As the road climbs north bound, the rising sun illuminates the peaks on the left. Nature awards me with a similar gift almost every day in the Grand Valley, where I live, but watching it is never enough. While driving to work I stare at the rocks of the National Monument and the show begins. First the edge becomes red, then the middle of the wall turns to yellow like a traffic light. In the end the brightness emerges in the green of the foothill. It is free to go. I am free today as well.

“This is Paradise!” I thought four years ago when I moved here. After so many struggles I found my peace of mind. At that time criminal reports of the city covered mostly traffic violations. I did not lock my house and in the heat of the summer I left the car windows rolled down as many other residents did. Then the outside world discovered us. The clean air of high altitudes, the inexpensive homes, the ski resorts, the cheap marijuana grown secretly in the vicinity attracted many people, including criminals. Not too long ago somebody stole the stereo from my car parking in the garage. I checked around and realized that some money, my tennis racket and computer parts were also missing. The intruder must be from the neighborhood and must have known my habits, my anti-gun feelings. He probably saw me on the street while I was installing new CD equipment in my car. It was not the first time the guy visited my garage. “Next time I am going to kill him!” With my first anger I wanted to buy a revolver. This is the Wild West. Men without weapons like me represent a minority. By the Colorado “Make my day” laws, killing a thief on your property is legally excusable. If the warning shot hits the forehead, misfortune happened. The owner testifies that he was aware that the burglar also had a weapon and the case is dismissed. I gave up to possess a gun, though. I would not draw it anyway. Since then I lock my home and my car. I no longer can have an honest and sincere conversation with my neighbors. Everybody is a suspect. “How much do you think your loss amounts to?” the deputy sheriff asked me. “Less than a thousand dollars, but this is not the issue. The intruder stole my innocence!”
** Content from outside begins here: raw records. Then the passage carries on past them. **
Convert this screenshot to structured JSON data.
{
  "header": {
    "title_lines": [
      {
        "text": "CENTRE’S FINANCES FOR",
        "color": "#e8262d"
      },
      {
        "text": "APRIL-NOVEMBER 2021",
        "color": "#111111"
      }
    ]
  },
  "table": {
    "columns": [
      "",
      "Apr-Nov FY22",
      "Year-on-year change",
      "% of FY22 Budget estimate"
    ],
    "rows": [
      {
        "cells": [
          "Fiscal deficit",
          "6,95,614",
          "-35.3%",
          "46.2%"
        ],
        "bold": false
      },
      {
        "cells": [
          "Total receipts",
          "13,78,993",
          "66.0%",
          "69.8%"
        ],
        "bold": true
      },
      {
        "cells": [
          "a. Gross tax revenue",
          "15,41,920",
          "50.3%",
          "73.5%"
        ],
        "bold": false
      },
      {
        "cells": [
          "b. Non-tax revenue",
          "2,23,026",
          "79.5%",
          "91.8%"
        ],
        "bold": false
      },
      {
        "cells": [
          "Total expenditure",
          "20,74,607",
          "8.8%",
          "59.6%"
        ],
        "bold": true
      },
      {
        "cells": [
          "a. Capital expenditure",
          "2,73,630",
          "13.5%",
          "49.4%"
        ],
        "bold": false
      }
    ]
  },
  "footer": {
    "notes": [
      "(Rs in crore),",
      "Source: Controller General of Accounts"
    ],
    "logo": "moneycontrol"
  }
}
I am arriving ten minutes before nine. The first round of the chess tournament begins. The board on the wall shows my present position: wins zero, losses zero, draws zero. That’s about my gunfights. As so often in my life, I am looking in the eyes of my opponent with innocence while shaking hands. However, the coming games are going to be different. My thoughts on the road psyched me up. A basic human feeling, the killer instinct is intensely working in me today.